I'm trying to inspect a CSV file and there are no findings being returned (I'm using the EMAIL_ADDRESS info type and the addresses I'm using are coming up with positive hits here: https://cloud.google.com/dlp/demo/#!/). I'm sending the CSV file into inspect_content
with a byte_item
as follows:
byte_item: {
type: :CSV,
data: File.open('/xxxxx/dlptest.csv', 'r').read
}
In looking at the supported file types, it looks like CSV/TSV files are inspected via Structured Parsing.
For CSV/TSV does that mean one can't just sent in the file, and needs to use the
table
attribute instead ofbyte_item
as per https://cloud.google.com/dlp/docs/inspecting-structured-text?What about for XSLX files for example? They're an unspecified file type so I tried with a configuration like so, but it still returned no findings:
byte_item: {
type: :BYTES_TYPE_UNSPECIFIED,
data: File.open('/xxxxx/dlptest.xlsx', 'rb').read
}
I'm able to do inspection and redaction with images and text fine, but having a bit of a problem with other file types. Any ideas/suggestions welcome! Thanks!
Edit: The contents of the CSV in question:
$ cat ~/Downloads/dlptest.csv
[email protected],anotehu,[email protected]
blah blah,anoteuh,
aonteuh,
$ file ~/Downloads/dlptest.csv
~/Downloads/dlptest.csv: ASCII text, with CRLF line terminators
The full request:
parent = "projects/xxxxxxxx/global"
inspect_config = {
info_types: [{name: "EMAIL_ADDRESS"}],
min_likelihood: :POSSIBLE,
limits: { max_findings_per_request: 0 },
include_quote: true
}
request = {
parent: parent,
inspect_config: inspect_config,
item: {
byte_item: {
type: :CSV,
data: File.open('/xxxxx/dlptest.csv', 'r').read
}
}
}
dlp = Google::Cloud::Dlp.dlp_service
response = dlp.inspect_content(request)
CodePudding user response:
xlsx is not yet supported. Coming soon. (Maybe that part of the question should be split out from the CSV debugging issue.)

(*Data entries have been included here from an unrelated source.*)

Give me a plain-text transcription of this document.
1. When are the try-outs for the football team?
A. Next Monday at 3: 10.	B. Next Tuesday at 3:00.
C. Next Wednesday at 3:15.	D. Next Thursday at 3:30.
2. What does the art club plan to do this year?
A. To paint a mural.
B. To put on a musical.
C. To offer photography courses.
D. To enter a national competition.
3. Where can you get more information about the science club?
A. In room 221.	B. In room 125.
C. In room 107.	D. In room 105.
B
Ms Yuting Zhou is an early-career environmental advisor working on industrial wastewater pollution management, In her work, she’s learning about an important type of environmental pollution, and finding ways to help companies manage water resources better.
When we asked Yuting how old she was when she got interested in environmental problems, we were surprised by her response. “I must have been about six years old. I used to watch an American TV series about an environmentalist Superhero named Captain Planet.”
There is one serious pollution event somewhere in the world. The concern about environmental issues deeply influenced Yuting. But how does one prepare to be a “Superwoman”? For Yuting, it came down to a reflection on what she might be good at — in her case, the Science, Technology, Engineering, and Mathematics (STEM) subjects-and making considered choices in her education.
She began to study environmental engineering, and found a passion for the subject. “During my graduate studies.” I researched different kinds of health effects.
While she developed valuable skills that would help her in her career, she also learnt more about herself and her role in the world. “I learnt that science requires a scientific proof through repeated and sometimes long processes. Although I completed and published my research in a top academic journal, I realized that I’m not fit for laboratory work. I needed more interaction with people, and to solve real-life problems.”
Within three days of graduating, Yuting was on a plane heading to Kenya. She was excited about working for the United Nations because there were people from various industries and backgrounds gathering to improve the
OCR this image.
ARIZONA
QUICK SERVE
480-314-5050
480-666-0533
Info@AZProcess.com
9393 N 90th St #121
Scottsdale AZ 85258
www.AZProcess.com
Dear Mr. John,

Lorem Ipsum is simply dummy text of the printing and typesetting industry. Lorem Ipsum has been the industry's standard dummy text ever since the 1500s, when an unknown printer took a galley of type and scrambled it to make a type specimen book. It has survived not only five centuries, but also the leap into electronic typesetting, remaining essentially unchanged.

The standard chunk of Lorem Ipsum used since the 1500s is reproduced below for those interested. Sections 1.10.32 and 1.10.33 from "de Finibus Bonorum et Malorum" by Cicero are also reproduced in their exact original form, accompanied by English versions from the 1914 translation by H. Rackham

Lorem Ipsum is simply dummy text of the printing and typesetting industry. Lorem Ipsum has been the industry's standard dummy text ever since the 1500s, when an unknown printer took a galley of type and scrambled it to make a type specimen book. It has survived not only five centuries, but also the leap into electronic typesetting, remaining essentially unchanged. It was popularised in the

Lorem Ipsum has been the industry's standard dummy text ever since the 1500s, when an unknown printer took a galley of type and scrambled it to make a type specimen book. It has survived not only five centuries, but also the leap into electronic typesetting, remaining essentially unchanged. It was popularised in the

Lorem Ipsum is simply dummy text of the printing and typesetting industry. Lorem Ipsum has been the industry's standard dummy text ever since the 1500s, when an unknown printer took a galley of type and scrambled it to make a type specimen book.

CodePudding user response:
The CSV file I was testing with was something I created using Google Sheets and exported as a CSV, however, the file showed locally as a "text/plain; charset=us-ascii". I downloaded a CSV off the internet and it had a mime of "text/csv; charset=utf-8". This is the one that worked. So it looks like my issue was specifically due the file being an incorrect mime type.